Арменак ликует: он совсем забыл о печальном поводе встречи и, подавшись вперед, ловит каждое слово.
— Ткань его стихов сплетена не только из крепких нитей мысли, но и из нежной пряжи и настроений...
— Прекрасный язык у него, — шепчет Арменак Ахавни.
А докладчик продолжает... По его словам, поэт обладал «чувствительным компасом социальных инстинктов», который никогда его не покидал.
Ахавни сидит печальная, — оказывается, так мало она о нем знала. Сколько откровений в этот вечер и для нее, и для Марго, и для артиста Шахпароняна, откровений, приносящих вместе с печалью умиротворение всем, кто знал и любил этого тончайшего поэта.
Доклад окончен. На трибуну поднимается заведующий отделом искусства Егише Чаренц. Бурный, страстный темперамент Чаренца покоряет с первой минуты. Ахавни каждый день видит их рядом и только сейчас понимает, до чего они разные. Народный комиссар просвещения внушает почтение своей осанкой, строгими чертами лица, пристальным взглядом глаз, пышной шевелюрой, а Чаренц — маленький и худенький, с тяжелой головой, которая чудом держится на тоненькой шее, с большим носом, никак не гармонирующим с нежными чертами лица, рассеянным взглядом светлых глаз, выдающих смятение души... А манера говорить... Чаренц словно не говорит, а воюет с тобой, извергает на тебя лавы. И сейчас — только поднялся на сцену, а уже воюет. С кем, сам-то хоть знает?
— Терьян — пророк! — твердит Чаренц. — Пусть никто не боится слова «пророк», — сердито бросает он в зал, — настало время, мы должны вырвать слова у церкви и мещан и вернуть им их первоначальный и подлинный смысл. Не верите? Пожалуйста!
Против кого воюет сейчас Чаренц? Против артиста Шахпароняна, который, склонившись к плечу Марго, слушает его с улыбкой.
Чаренц самозабвенно читает хорошо знакомые Ахавни строки, написанные Терьяном давно, еще в 1914 году.
Тебя пою я,
Кроваво-багряное
Знамя свободы...
Траурный вечер превратился в торжественный вечер памяти Терьяна.
Чаренц взмахивает рукой, требует тишины. Тяжко звучит каждое слово.

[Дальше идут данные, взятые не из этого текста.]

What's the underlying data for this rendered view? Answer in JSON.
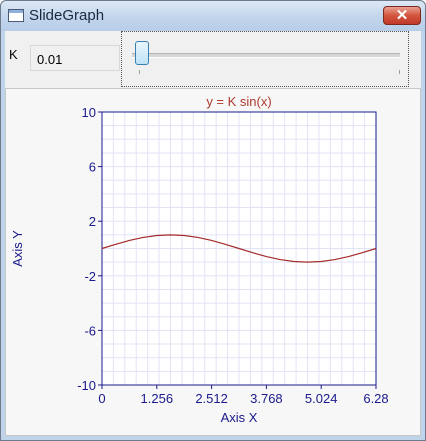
{
  "window": {
    "title": "SlideGraph",
    "close_glyph": "✕"
  },
  "controls": {
    "k_label": "K",
    "k_value": "0.01",
    "slider": {
      "min": 0,
      "max": 1,
      "value": 0.01
    }
  },
  "chart_data": {
    "type": "line",
    "title": "y = K sin(x)",
    "xlabel": "Axis X",
    "ylabel": "Axis Y",
    "xlim": [
      0,
      6.28
    ],
    "ylim": [
      -10,
      10
    ],
    "xticks": [
      "0",
      "1.256",
      "2.512",
      "3.768",
      "5.024",
      "6.28"
    ],
    "yticks": [
      "10",
      "6",
      "2",
      "-2",
      "-6",
      "-10"
    ],
    "grid": true,
    "series": [
      {
        "x": [
          0,
          0.314,
          0.628,
          0.942,
          1.256,
          1.57,
          1.884,
          2.198,
          2.512,
          2.826,
          3.14,
          3.454,
          3.768,
          4.082,
          4.396,
          4.71,
          5.024,
          5.338,
          5.652,
          5.966,
          6.28
        ],
        "y": [
          0,
          0.31,
          0.59,
          0.81,
          0.95,
          1.0,
          0.95,
          0.81,
          0.59,
          0.31,
          0,
          -0.31,
          -0.59,
          -0.81,
          -0.95,
          -1.0,
          -0.95,
          -0.81,
          -0.59,
          -0.31,
          0
        ]
      }
    ],
    "colors": {
      "line": "#a52a2a",
      "axis": "#1a1a8c",
      "title": "#b03a2e",
      "grid": "#e3e3f6"
    }
  }
}
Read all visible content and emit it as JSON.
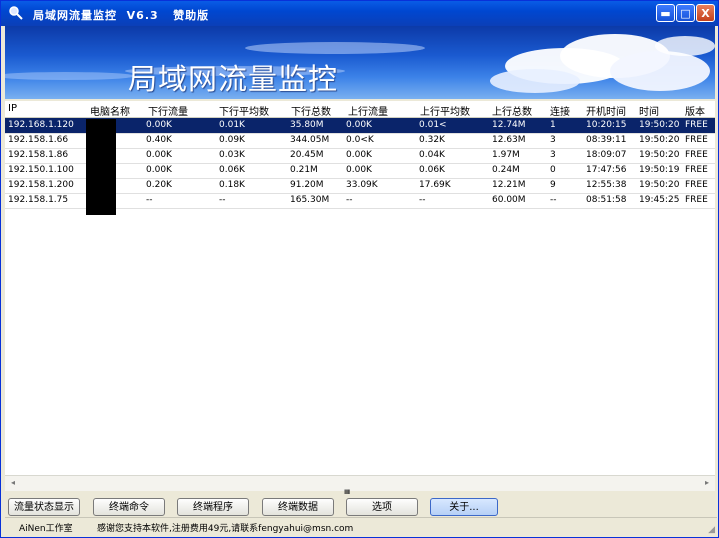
{
  "window": {
    "title": "局域网流量监控  V6.3   赞助版",
    "controls": {
      "minimize": "▬",
      "maximize": "□",
      "close": "X"
    }
  },
  "banner": {
    "title": "局域网流量监控"
  },
  "table": {
    "headers": [
      "IP",
      "电脑名称",
      "下行流量",
      "下行平均数",
      "下行总数",
      "上行流量",
      "上行平均数",
      "上行总数",
      "连接",
      "开机时间",
      "时间",
      "版本"
    ],
    "rows": [
      {
        "ip": "192.168.1.120",
        "name": "",
        "down": "0.00K",
        "down_avg": "0.01K",
        "down_total": "35.80M",
        "up": "0.00K",
        "up_avg": "0.01<",
        "up_total": "12.74M",
        "conn": "1",
        "boot": "10:20:15",
        "time": "19:50:20",
        "ver": "FREE",
        "selected": true
      },
      {
        "ip": "192.158.1.66",
        "name": "",
        "down": "0.40K",
        "down_avg": "0.09K",
        "down_total": "344.05M",
        "up": "0.0<K",
        "up_avg": "0.32K",
        "up_total": "12.63M",
        "conn": "3",
        "boot": "08:39:11",
        "time": "19:50:20",
        "ver": "FREE",
        "selected": false
      },
      {
        "ip": "192.158.1.86",
        "name": "",
        "down": "0.00K",
        "down_avg": "0.03K",
        "down_total": "20.45M",
        "up": "0.00K",
        "up_avg": "0.04K",
        "up_total": "1.97M",
        "conn": "3",
        "boot": "18:09:07",
        "time": "19:50:20",
        "ver": "FREE",
        "selected": false
      },
      {
        "ip": "192.150.1.100",
        "name": "",
        "down": "0.00K",
        "down_avg": "0.06K",
        "down_total": "0.21M",
        "up": "0.00K",
        "up_avg": "0.06K",
        "up_total": "0.24M",
        "conn": "0",
        "boot": "17:47:56",
        "time": "19:50:19",
        "ver": "FREE",
        "selected": false
      },
      {
        "ip": "192.158.1.200",
        "name": "",
        "down": "0.20K",
        "down_avg": "0.18K",
        "down_total": "91.20M",
        "up": "33.09K",
        "up_avg": "17.69K",
        "up_total": "12.21M",
        "conn": "9",
        "boot": "12:55:38",
        "time": "19:50:20",
        "ver": "FREE",
        "selected": false
      },
      {
        "ip": "192.158.1.75",
        "name": "",
        "down": "--",
        "down_avg": "--",
        "down_total": "165.30M",
        "up": "--",
        "up_avg": "--",
        "up_total": "60.00M",
        "conn": "--",
        "boot": "08:51:58",
        "time": "19:45:25",
        "ver": "FREE",
        "selected": false
      }
    ]
  },
  "scrollbar": {
    "left_arrow": "◂",
    "right_arrow": "▸",
    "splitter": "IIIIIII"
  },
  "buttons": {
    "flow_status": "流量状态显示",
    "client_command": "终端命令",
    "client_program": "终端程序",
    "client_data": "终端数据",
    "options": "选项",
    "about": "关于..."
  },
  "status": {
    "studio": "AiNen工作室",
    "message": "感谢您支持本软件,注册费用49元,请联系fengyahui@msn.com"
  },
  "colors": {
    "title_blue": "#0047d1",
    "selection": "#0a246a",
    "banner_sky": "#1a5ad0"
  }
}
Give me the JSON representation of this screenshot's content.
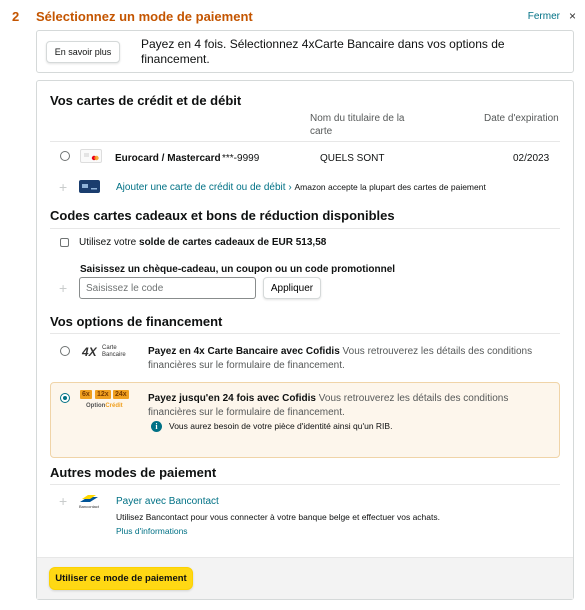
{
  "header": {
    "step_number": "2",
    "title": "Sélectionnez un mode de paiement",
    "close_label": "Fermer",
    "close_glyph": "×"
  },
  "info": {
    "learn_more_label": "En savoir plus",
    "text": "Payez en 4 fois. Sélectionnez 4xCarte Bancaire dans vos options de financement."
  },
  "cards": {
    "title": "Vos cartes de crédit et de débit",
    "col_holder": "Nom du titulaire de la carte",
    "col_expiry": "Date d'expiration",
    "rows": [
      {
        "name": "Eurocard / Mastercard",
        "number": "***-9999",
        "holder": "QUELS SONT",
        "expiry": "02/2023"
      }
    ],
    "add_card_label": "Ajouter une carte de crédit ou de débit",
    "add_card_separator": "›",
    "add_card_note": "Amazon accepte la plupart des cartes de paiement"
  },
  "gift": {
    "title": "Codes cartes cadeaux et bons de réduction disponibles",
    "use_balance_prefix": "Utilisez votre ",
    "use_balance_bold": "solde de cartes cadeaux de EUR 513,58",
    "enter_code_label": "Saisissez un chèque-cadeau, un coupon ou un code promotionnel",
    "input_placeholder": "Saisissez le code",
    "apply_label": "Appliquer"
  },
  "financing": {
    "title": "Vos options de financement",
    "options": [
      {
        "logo_main": "4X",
        "logo_line1": "Carte",
        "logo_line2": "Bancaire",
        "title": "Payez en 4x Carte Bancaire avec Cofidis",
        "desc_line1": " Vous retrouverez les détails des conditions",
        "desc_line2": "financières sur le formulaire de financement."
      },
      {
        "logo_badges": [
          "6x",
          "12x",
          "24x"
        ],
        "logo_option": "Option",
        "logo_credit": "Crédit",
        "title": "Payez jusqu'en 24 fois avec Cofidis",
        "desc_line1": " Vous retrouverez les détails des conditions",
        "desc_line2": "financières sur le formulaire de financement.",
        "note": "Vous aurez besoin de votre pièce d'identité ainsi qu'un RIB.",
        "info_glyph": "i"
      }
    ]
  },
  "other": {
    "title": "Autres modes de paiement",
    "bancontact_label": "Payer avec Bancontact",
    "bancontact_logo_text": "Bancontact",
    "bancontact_desc": "Utilisez Bancontact pour vous connecter à votre banque belge et effectuer vos achats.",
    "more_info": "Plus d'informations"
  },
  "footer": {
    "submit_label": "Utiliser ce mode de paiement"
  },
  "glyphs": {
    "plus": "+"
  },
  "colors": {
    "accent_orange": "#c45500",
    "link_teal": "#007185",
    "button_yellow": "#ffd814",
    "highlight_bg": "#fdf6ec"
  }
}
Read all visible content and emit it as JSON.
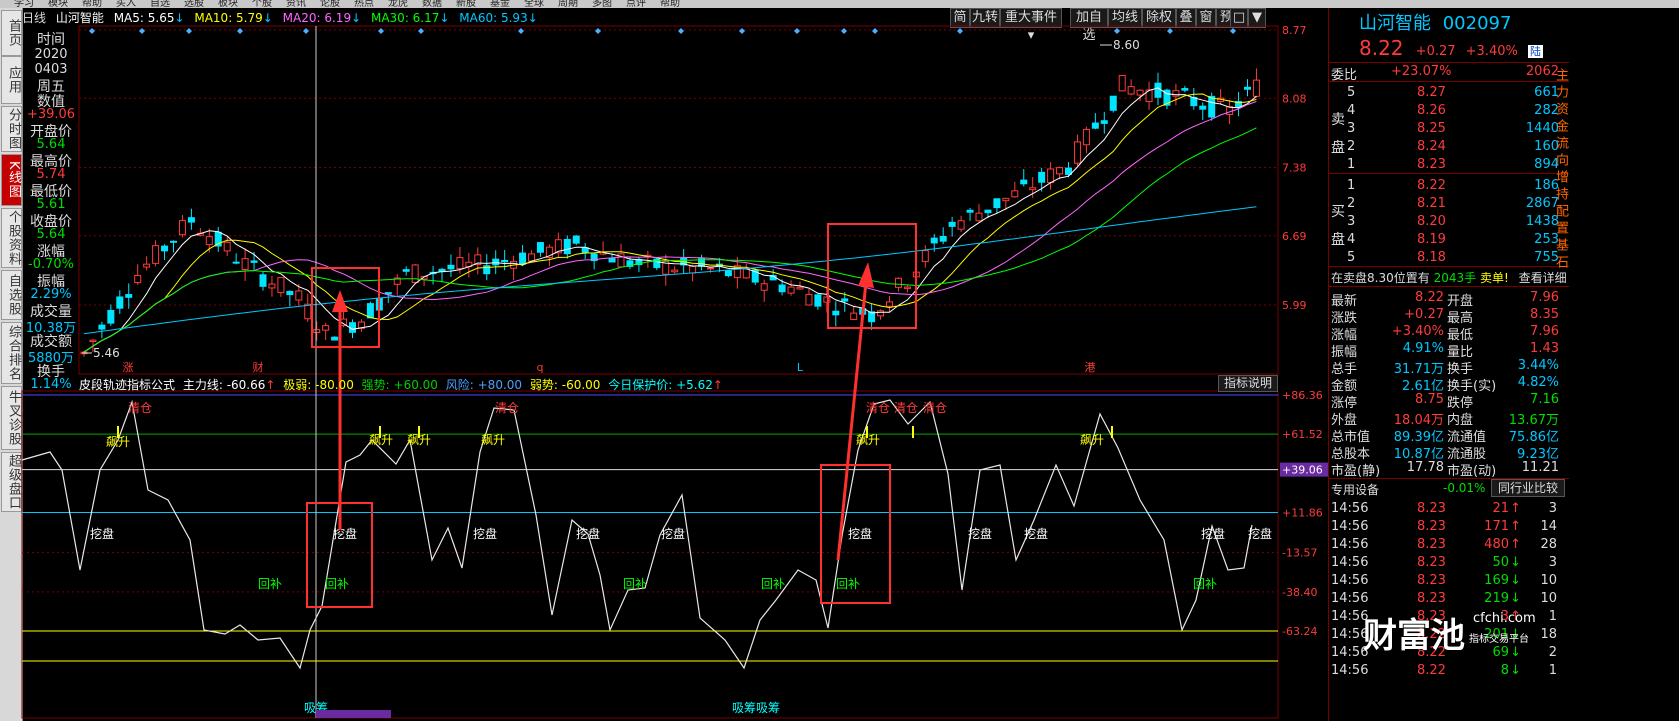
{
  "menu": [
    "学习",
    "模块",
    "帮助",
    "买入",
    "自选",
    "选股",
    "板块",
    "个股",
    "资讯",
    "论股",
    "热点",
    "龙虎",
    "数据",
    "新股",
    "基金",
    "全球",
    "周期",
    "多图",
    "点评",
    "帮助"
  ],
  "nav_tabs": [
    "首页",
    "应用",
    "分时图",
    "K线图",
    "个股资料",
    "自选股",
    "综合排名",
    "牛叉诊股",
    "超级盘口"
  ],
  "chart_header": {
    "period": "日线",
    "name": "山河智能",
    "ma5": "MA5: 5.65",
    "ma10": "MA10: 5.79",
    "ma20": "MA20: 6.19",
    "ma30": "MA30: 6.17",
    "ma60": "MA60: 5.93"
  },
  "toolbar": [
    "简",
    "九转",
    "重大事件",
    "加自选",
    "均线",
    "除权",
    "叠",
    "窗",
    "预测"
  ],
  "info_panel": {
    "time_label": "时间",
    "year": "2020",
    "date": "0403",
    "weekday": "周五",
    "value_label": "数值",
    "value": "+39.06",
    "open_label": "开盘价",
    "open": "5.64",
    "high_label": "最高价",
    "high": "5.74",
    "low_label": "最低价",
    "low": "5.61",
    "close_label": "收盘价",
    "close": "5.64",
    "change_label": "涨幅",
    "change": "-0.70%",
    "amp_label": "振幅",
    "amp": "2.29%",
    "vol_label": "成交量",
    "vol": "10.38万",
    "amt_label": "成交额",
    "amt": "5880万",
    "turn_label": "换手",
    "turn": "1.14%"
  },
  "price_axis": [
    "8.77",
    "8.08",
    "7.38",
    "6.69",
    "5.99"
  ],
  "price_markers": {
    "high": "8.60",
    "low": "5.46"
  },
  "candle_markers": [
    "涨",
    "财",
    "q",
    "L",
    "港"
  ],
  "indicator_header": {
    "name": "皮段轨迹指标公式",
    "main": "主力线: -60.66",
    "extreme": "极弱: -80.00",
    "strong": "强势: +60.00",
    "risk": "风险: +80.00",
    "weak": "弱势: -60.00",
    "protect": "今日保护价: +5.62",
    "explain_button": "指标说明"
  },
  "indicator_axis": [
    "+86.36",
    "+61.52",
    "+39.06",
    "+11.86",
    "-13.57",
    "-38.40",
    "-63.24"
  ],
  "indicator_labels": {
    "qingcang": "清仓",
    "biaosheng": "飙升",
    "wapan": "挖盘",
    "huibu": "回补",
    "xichou": "吸筹"
  },
  "right_panel": {
    "name": "山河智能",
    "code": "002097",
    "price": "8.22",
    "change": "+0.27",
    "pct": "+3.40%",
    "badge": "陆",
    "webi_label": "委比",
    "webi_pct": "+23.07%",
    "webi_diff": "2062",
    "sell_label": [
      "卖",
      "盘"
    ],
    "buy_label": [
      "买",
      "盘"
    ],
    "sell": [
      {
        "lvl": "5",
        "price": "8.27",
        "vol": "661"
      },
      {
        "lvl": "4",
        "price": "8.26",
        "vol": "282"
      },
      {
        "lvl": "3",
        "price": "8.25",
        "vol": "1440"
      },
      {
        "lvl": "2",
        "price": "8.24",
        "vol": "160"
      },
      {
        "lvl": "1",
        "price": "8.23",
        "vol": "894"
      }
    ],
    "buy": [
      {
        "lvl": "1",
        "price": "8.22",
        "vol": "186"
      },
      {
        "lvl": "2",
        "price": "8.21",
        "vol": "2867"
      },
      {
        "lvl": "3",
        "price": "8.20",
        "vol": "1438"
      },
      {
        "lvl": "4",
        "price": "8.19",
        "vol": "253"
      },
      {
        "lvl": "5",
        "price": "8.18",
        "vol": "755"
      }
    ],
    "notice_text": "在卖盘8.30位置有",
    "notice_vol": "2043手",
    "notice_sell": "卖单!",
    "notice_detail": "查看详细",
    "stats": [
      {
        "l1": "最新",
        "v1": "8.22",
        "c1": "red",
        "l2": "开盘",
        "v2": "7.96",
        "c2": "red"
      },
      {
        "l1": "涨跌",
        "v1": "+0.27",
        "c1": "red",
        "l2": "最高",
        "v2": "8.35",
        "c2": "red"
      },
      {
        "l1": "涨幅",
        "v1": "+3.40%",
        "c1": "red",
        "l2": "最低",
        "v2": "7.96",
        "c2": "red"
      },
      {
        "l1": "振幅",
        "v1": "4.91%",
        "c1": "cyan",
        "l2": "量比",
        "v2": "1.43",
        "c2": "red"
      },
      {
        "l1": "总手",
        "v1": "31.71万",
        "c1": "cyan",
        "l2": "换手",
        "v2": "3.44%",
        "c2": "cyan"
      },
      {
        "l1": "金额",
        "v1": "2.61亿",
        "c1": "cyan",
        "l2": "换手(实)",
        "v2": "4.82%",
        "c2": "cyan"
      },
      {
        "l1": "涨停",
        "v1": "8.75",
        "c1": "red",
        "l2": "跌停",
        "v2": "7.16",
        "c2": "green"
      },
      {
        "l1": "外盘",
        "v1": "18.04万",
        "c1": "red",
        "l2": "内盘",
        "v2": "13.67万",
        "c2": "green"
      },
      {
        "l1": "总市值",
        "v1": "89.39亿",
        "c1": "cyan",
        "l2": "流通值",
        "v2": "75.86亿",
        "c2": "cyan"
      },
      {
        "l1": "总股本",
        "v1": "10.87亿",
        "c1": "cyan",
        "l2": "流通股",
        "v2": "9.23亿",
        "c2": "cyan"
      },
      {
        "l1": "市盈(静)",
        "v1": "17.78",
        "c1": "white",
        "l2": "市盈(动)",
        "v2": "11.21",
        "c2": "white"
      }
    ],
    "industry": "专用设备",
    "industry_pct": "-0.01%",
    "compare_button": "同行业比较",
    "ticks": [
      {
        "t": "14:56",
        "p": "8.23",
        "v": "21",
        "d": "up",
        "n": "3"
      },
      {
        "t": "14:56",
        "p": "8.23",
        "v": "171",
        "d": "up",
        "n": "14"
      },
      {
        "t": "14:56",
        "p": "8.23",
        "v": "480",
        "d": "up",
        "n": "28"
      },
      {
        "t": "14:56",
        "p": "8.23",
        "v": "50",
        "d": "down",
        "n": "3"
      },
      {
        "t": "14:56",
        "p": "8.23",
        "v": "169",
        "d": "down",
        "n": "10"
      },
      {
        "t": "14:56",
        "p": "8.23",
        "v": "219",
        "d": "down",
        "n": "10"
      },
      {
        "t": "14:56",
        "p": "8.23",
        "v": "3",
        "d": "up",
        "n": "1"
      },
      {
        "t": "14:56",
        "p": "8.22",
        "v": "201",
        "d": "down",
        "n": "18"
      },
      {
        "t": "14:56",
        "p": "8.22",
        "v": "69",
        "d": "down",
        "n": "2"
      },
      {
        "t": "14:56",
        "p": "8.22",
        "v": "8",
        "d": "down",
        "n": "1"
      }
    ],
    "side_text": "主力资金流向增持配置基石"
  },
  "watermark": {
    "brand": "财富池",
    "domain": "cfchi.com",
    "slogan": "指标交易平台"
  }
}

...И снова мы чувствуем, как
Нашему сердцу ты близок.
Кровь — опаляющий огонь,
О светлой песне твоей душа тоскует...
О далекий мой друг, о Ваан Терьян...
Задвигались стулья. Арменак держит руку Ахавни. Все молча поднялись. Ахавни видела как в тумане: минуту Чаренц стоял на сцене с опущенной головой.
Ахавни знала о смерти Терьяна, но сердце никак не хотело верить. Сейчас, после этого вечера, вот только сейчас ушел, стал воспоминанием поэт, ее поэт...
Оставив Шахпароняна, Марго сама подошла к ней.
— Нет Ваана, нет... — сказала Марго. — Почему не попросила Шахпароняна прочесть?..
Ахавни промолчала. Ей не хотелось говорить, что комиссар просвещения нашел его выступление нежелательным. Слишком хорошо помнят все роль коменданта, которую играл артист на протяжении трех лет. Пусть выступает в театре — в других ролях...
— Славный Чаренц! — заговорила Марго, и Ахавни улыбнулась. Впервые Марго так доброжелательно высказалась о Чаренце.
«Чаренц сейчас новый день армянской поэзии, преемник Терьяна», — думает Ахавни, оставшись наедине со своими мыслями.